The Institute of Medicine has reported that each year up to 98,000 deaths result from iatrogenic injury and error.1 Autopsy series have suggested a 15% error rate in the practice of medicine. These numbers are surprising and concerning and raise important questions about how we practice medicine. What kind of errors do we make as providers? How can we reduce the incidence of such occurrences?
Graber et al created a taxonomy that can help understand the issue of medical error.2 The investigators evaluated 100 internal-medicine diagnostic errors identified through quality assurance and autopsy discrepancies. Approximately half of the errors were diagnostic in nature and related to poor data gathering and faulty synthesis of information. The other half of the errors were systems issues, which were defined as technical failures as well as organization and policy issues such as abnormal tests not being communicated to the patient. There were six errors for each case reviewed; often, both cognition and systems issues were involved.

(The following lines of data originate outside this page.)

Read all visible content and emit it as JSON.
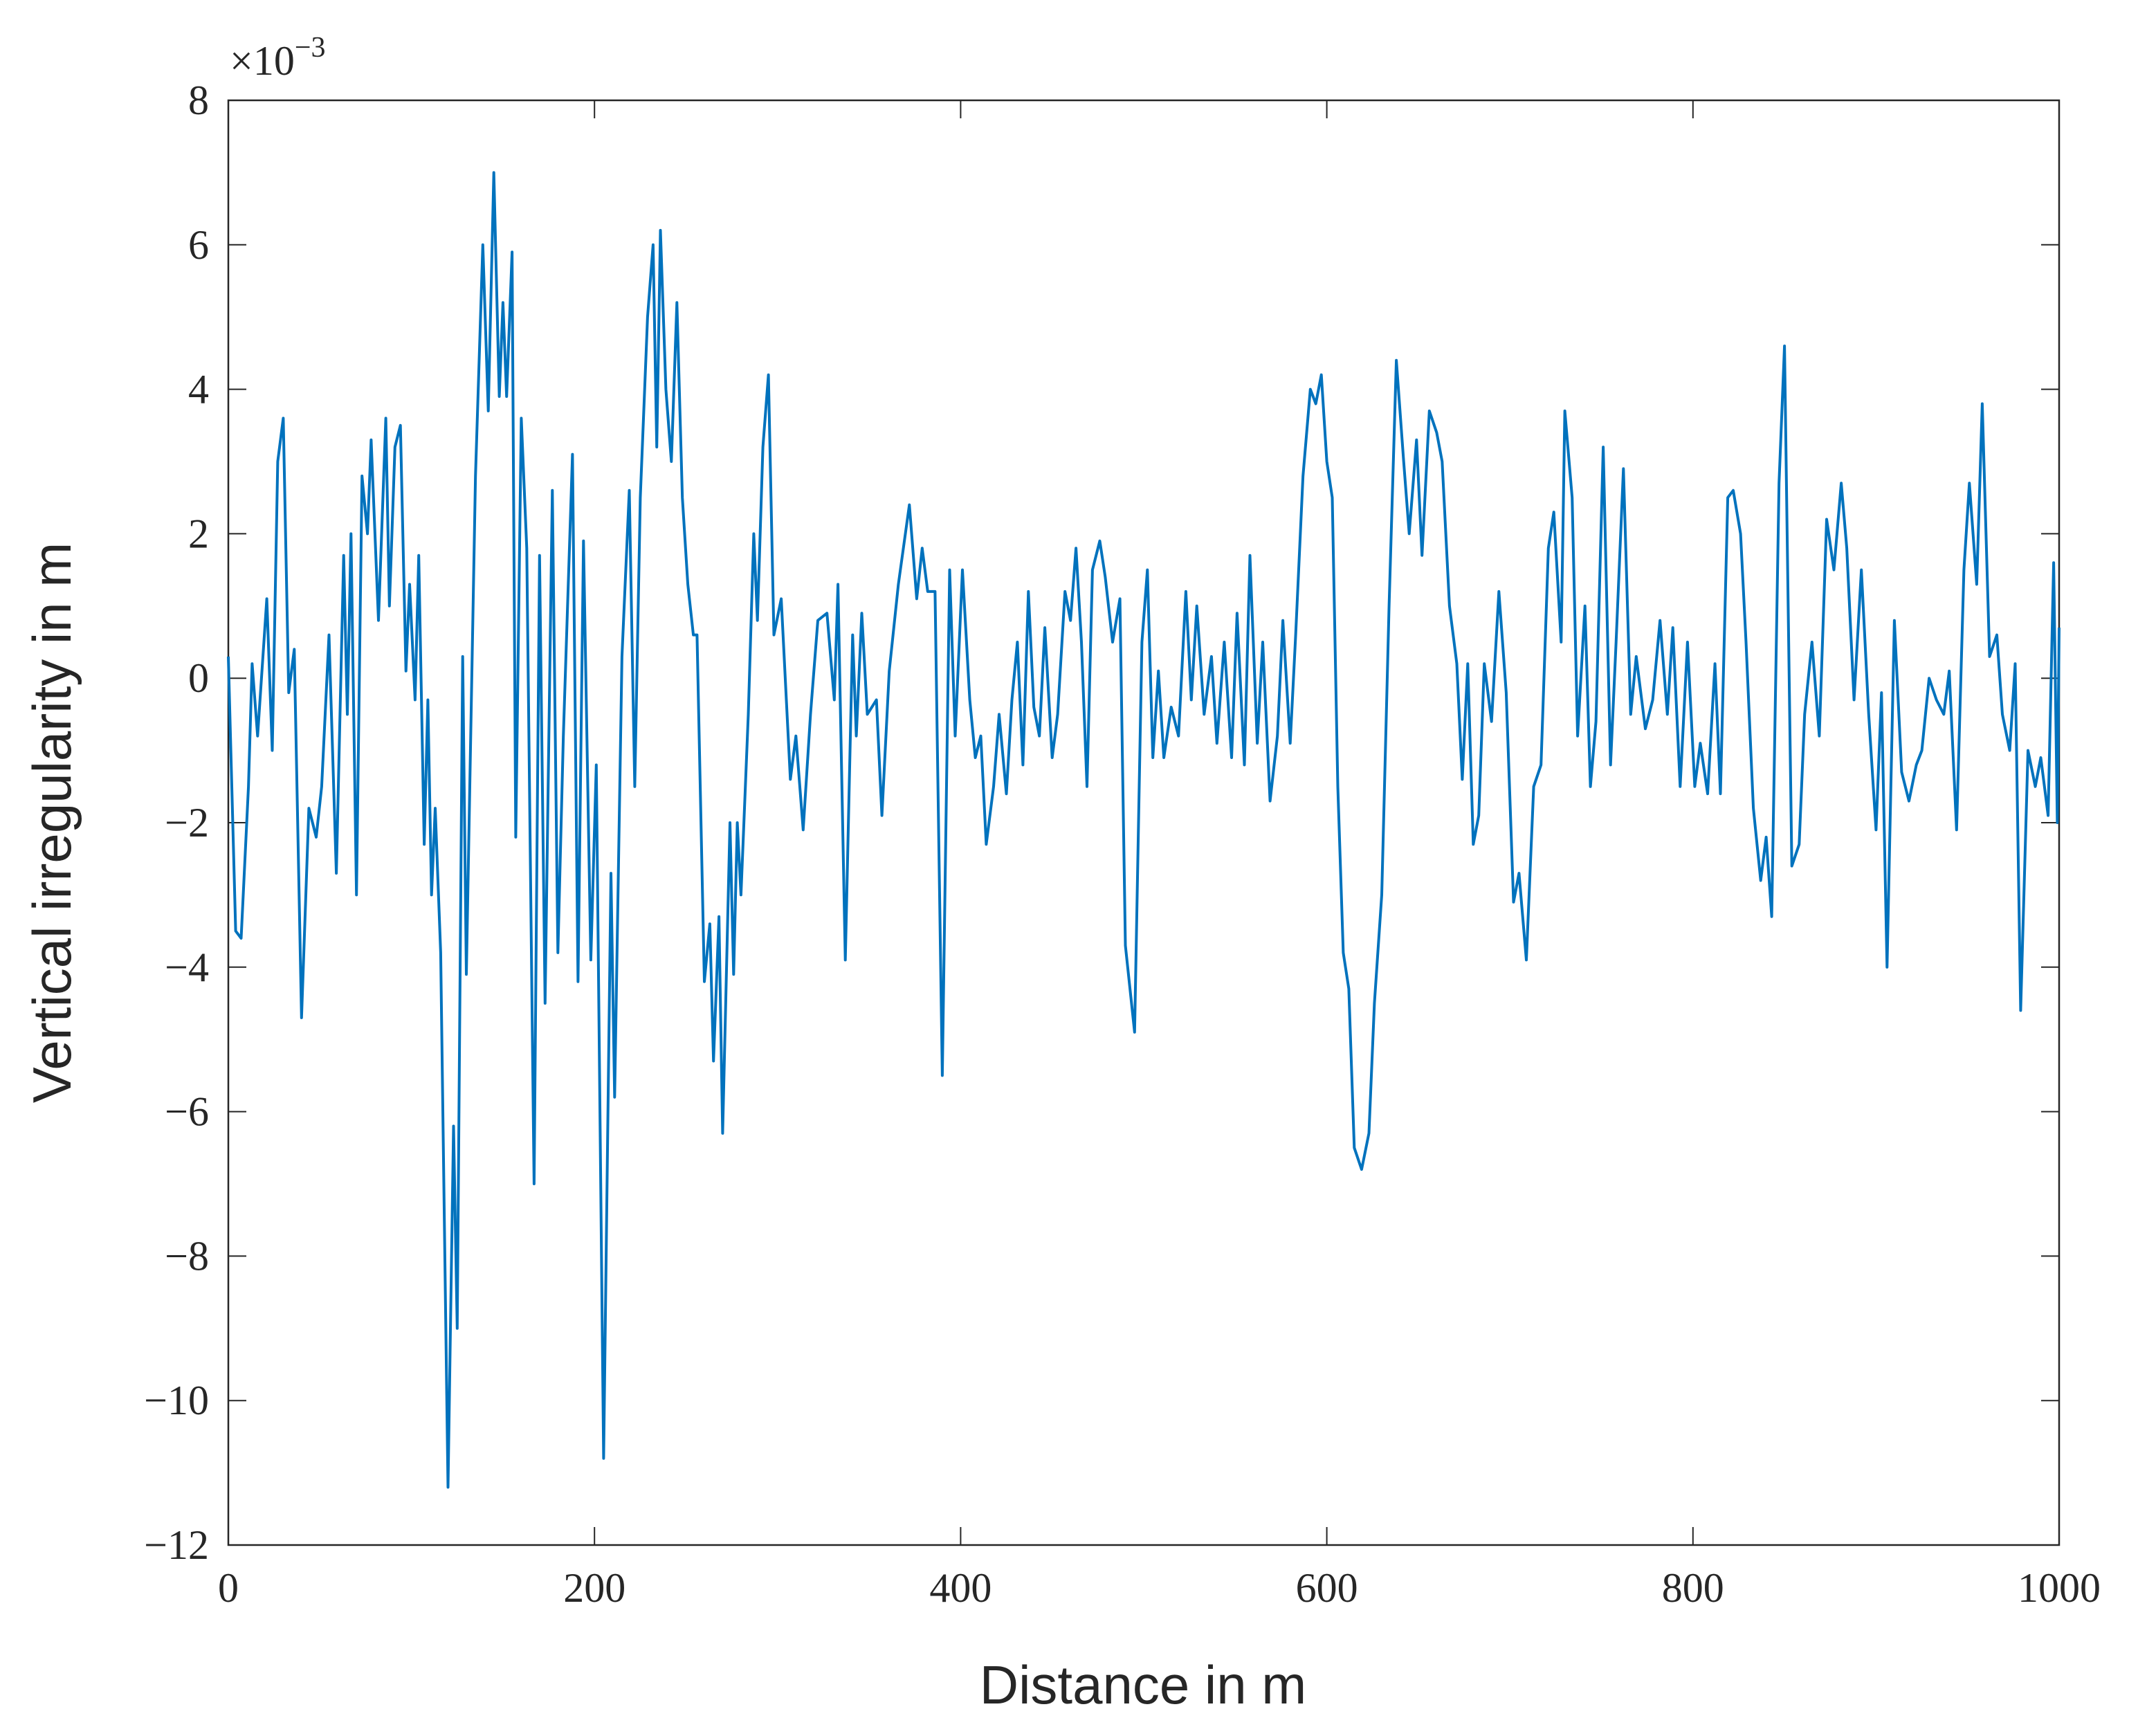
{
  "chart_data": {
    "type": "line",
    "xlabel": "Distance in m",
    "ylabel": "Vertical irregularity in m",
    "y_multiplier": {
      "base": "×10",
      "exponent": "−3"
    },
    "color": "#0072bd",
    "xlim": [
      0,
      1000
    ],
    "xticks": [
      0,
      200,
      400,
      600,
      800,
      1000
    ],
    "ylim": [
      -12,
      8
    ],
    "yticks": [
      {
        "value": -12,
        "label": "−12"
      },
      {
        "value": -10,
        "label": "−10"
      },
      {
        "value": -8,
        "label": "−8"
      },
      {
        "value": -6,
        "label": "−6"
      },
      {
        "value": -4,
        "label": "−4"
      },
      {
        "value": -2,
        "label": "−2"
      },
      0,
      2,
      4,
      6,
      8
    ],
    "x": [
      0,
      4,
      7,
      11,
      13,
      16,
      21,
      24,
      27,
      30,
      33,
      36,
      40,
      44,
      48,
      51,
      55,
      59,
      63,
      65,
      67,
      70,
      73,
      76,
      78,
      82,
      86,
      88,
      91,
      94,
      97,
      99,
      102,
      104,
      107,
      109,
      111,
      113,
      116,
      120,
      123,
      125,
      128,
      130,
      135,
      139,
      142,
      145,
      148,
      150,
      152,
      155,
      157,
      160,
      163,
      167,
      170,
      173,
      177,
      180,
      183,
      188,
      191,
      194,
      198,
      201,
      205,
      209,
      211,
      215,
      219,
      222,
      225,
      229,
      232,
      234,
      236,
      239,
      242,
      245,
      248,
      251,
      254,
      256,
      260,
      263,
      265,
      268,
      270,
      274,
      276,
      278,
      280,
      284,
      287,
      289,
      292,
      295,
      298,
      302,
      307,
      310,
      314,
      318,
      322,
      327,
      331,
      333,
      337,
      341,
      343,
      346,
      349,
      354,
      357,
      361,
      366,
      372,
      376,
      379,
      382,
      386,
      390,
      394,
      397,
      401,
      405,
      408,
      411,
      414,
      418,
      421,
      425,
      428,
      431,
      434,
      437,
      440,
      443,
      446,
      450,
      453,
      457,
      460,
      463,
      466,
      469,
      472,
      476,
      479,
      483,
      487,
      490,
      495,
      499,
      502,
      505,
      508,
      511,
      515,
      519,
      523,
      526,
      529,
      533,
      537,
      540,
      544,
      548,
      551,
      555,
      558,
      562,
      565,
      569,
      573,
      576,
      580,
      583,
      587,
      591,
      594,
      597,
      600,
      603,
      606,
      609,
      612,
      615,
      619,
      623,
      626,
      630,
      634,
      638,
      642,
      645,
      649,
      652,
      656,
      660,
      663,
      667,
      671,
      674,
      677,
      680,
      683,
      686,
      690,
      694,
      698,
      702,
      705,
      709,
      713,
      717,
      721,
      724,
      728,
      730,
      734,
      737,
      741,
      744,
      747,
      751,
      755,
      758,
      762,
      766,
      769,
      774,
      778,
      782,
      786,
      789,
      793,
      797,
      801,
      804,
      808,
      812,
      815,
      819,
      822,
      826,
      829,
      833,
      837,
      840,
      843,
      847,
      850,
      854,
      858,
      861,
      865,
      869,
      873,
      877,
      881,
      884,
      888,
      892,
      896,
      900,
      903,
      906,
      910,
      914,
      918,
      922,
      925,
      929,
      933,
      937,
      940,
      944,
      948,
      951,
      955,
      958,
      962,
      966,
      969,
      973,
      976,
      979,
      983,
      987,
      990,
      994,
      997,
      999,
      1000
    ],
    "values": [
      0.3,
      -3.5,
      -3.6,
      -1.5,
      0.2,
      -0.8,
      1.1,
      -1,
      3.0,
      3.6,
      -0.2,
      0.4,
      -4.7,
      -1.8,
      -2.2,
      -1.5,
      0.6,
      -2.7,
      1.7,
      -0.5,
      2.0,
      -3.0,
      2.8,
      2.0,
      3.3,
      0.8,
      3.6,
      1.0,
      3.2,
      3.5,
      0.1,
      1.3,
      -0.3,
      1.7,
      -2.3,
      -0.3,
      -3.0,
      -1.8,
      -3.8,
      -11.2,
      -6.2,
      -9.0,
      0.3,
      -4.1,
      2.8,
      6.0,
      3.7,
      7.0,
      3.9,
      5.2,
      3.9,
      5.9,
      -2.2,
      3.6,
      1.8,
      -7.0,
      1.7,
      -4.5,
      2.6,
      -3.8,
      -0.8,
      3.1,
      -4.2,
      1.9,
      -3.9,
      -1.2,
      -10.8,
      -2.7,
      -5.8,
      0.3,
      2.6,
      -1.5,
      2.5,
      5.0,
      6.0,
      3.2,
      6.2,
      4.0,
      3.0,
      5.2,
      2.5,
      1.3,
      0.6,
      0.6,
      -4.2,
      -3.4,
      -5.3,
      -3.3,
      -6.3,
      -2.0,
      -4.1,
      -2.0,
      -3.0,
      -0.5,
      2.0,
      0.8,
      3.2,
      4.2,
      0.6,
      1.1,
      -1.4,
      -0.8,
      -2.1,
      -0.5,
      0.8,
      0.9,
      -0.3,
      1.3,
      -3.9,
      0.6,
      -0.8,
      0.9,
      -0.5,
      -0.3,
      -1.9,
      0.1,
      1.3,
      2.4,
      1.1,
      1.8,
      1.2,
      1.2,
      -5.5,
      1.5,
      -0.8,
      1.5,
      -0.3,
      -1.1,
      -0.8,
      -2.3,
      -1.5,
      -0.5,
      -1.6,
      -0.3,
      0.5,
      -1.2,
      1.2,
      -0.4,
      -0.8,
      0.7,
      -1.1,
      -0.5,
      1.2,
      0.8,
      1.8,
      0.5,
      -1.5,
      1.5,
      1.9,
      1.4,
      0.5,
      1.1,
      -3.7,
      -4.9,
      0.5,
      1.5,
      -1.1,
      0.1,
      -1.1,
      -0.4,
      -0.8,
      1.2,
      -0.3,
      1.0,
      -0.5,
      0.3,
      -0.9,
      0.5,
      -1.1,
      0.9,
      -1.2,
      1.7,
      -0.9,
      0.5,
      -1.7,
      -0.8,
      0.8,
      -0.9,
      0.6,
      2.8,
      4.0,
      3.8,
      4.2,
      3.0,
      2.5,
      -1.5,
      -3.8,
      -4.3,
      -6.5,
      -6.8,
      -6.3,
      -4.5,
      -3.0,
      1.0,
      4.4,
      3.0,
      2.0,
      3.3,
      1.7,
      3.7,
      3.4,
      3.0,
      1.0,
      0.2,
      -1.4,
      0.2,
      -2.3,
      -1.9,
      0.2,
      -0.6,
      1.2,
      -0.2,
      -3.1,
      -2.7,
      -3.9,
      -1.5,
      -1.2,
      1.8,
      2.3,
      0.5,
      3.7,
      2.5,
      -0.8,
      1.0,
      -1.5,
      -0.6,
      3.2,
      -1.2,
      0.5,
      2.9,
      -0.5,
      0.3,
      -0.7,
      -0.3,
      0.8,
      -0.5,
      0.7,
      -1.5,
      0.5,
      -1.5,
      -0.9,
      -1.6,
      0.2,
      -1.6,
      2.5,
      2.6,
      2.0,
      0.5,
      -1.8,
      -2.8,
      -2.2,
      -3.3,
      2.7,
      4.6,
      -2.6,
      -2.3,
      -0.5,
      0.5,
      -0.8,
      2.2,
      1.5,
      2.7,
      1.8,
      -0.3,
      1.5,
      -0.5,
      -2.1,
      -0.2,
      -4.0,
      0.8,
      -1.3,
      -1.7,
      -1.2,
      -1.0,
      0.0,
      -0.3,
      -0.5,
      0.1,
      -2.1,
      1.5,
      2.7,
      1.3,
      3.8,
      0.3,
      0.6,
      -0.5,
      -1.0,
      0.2,
      -4.6,
      -1.0,
      -1.5,
      -1.1,
      -1.9,
      1.6,
      -2.0,
      0.7
    ]
  }
}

Rheumatology is considered the quintessential diagnostic specialty. Let’s look at what’s known about the cognitive part of this problem. How do clinicians diagnose illness, and what contributes to missed opportunities in this area of patient care?
The diagnosis of medical conditions by providers requires a combination of experience, knowledge, and acumen. Critical thinking is at the core of this process and requires us to collect information, work through a problem, and reach a reasonable conclusion. Recent advances in cognitive psychology have provided a theoretical framework to understand decision making. As far back as Plato, the brain was felt to be divided into two components: a rational reasoning part and an emotional area with the rational in charge. More recently, it was thought that the cerebral cortex was the computer and the deeper limbic system was the area shared with animals, the instinctive emotional area. Cognitive theory now shows that these brain areas have evolved in unison and that there are really two systems that work together for decision making.3
In our day-to-day professional life, clinicians move between the two styles of decision making. Efficient doctoring requires frequent use of heuristics and occasional reliance on System II reasoning.
The first diagnostic system, System I, involves pattern recognition and originates in the deeper part of the brain in dopamine-rich neurons. This part of the brain is an instinctual area that integrates life experiences, senses, emotions, and feelings and comes to an intuitive conclusion. Everyday life is full of such responses. Your choices regarding the color of your car or the person you marry are often gut-level decisions. Research has shown that this brain area is much more sophisticated than previously appreciated.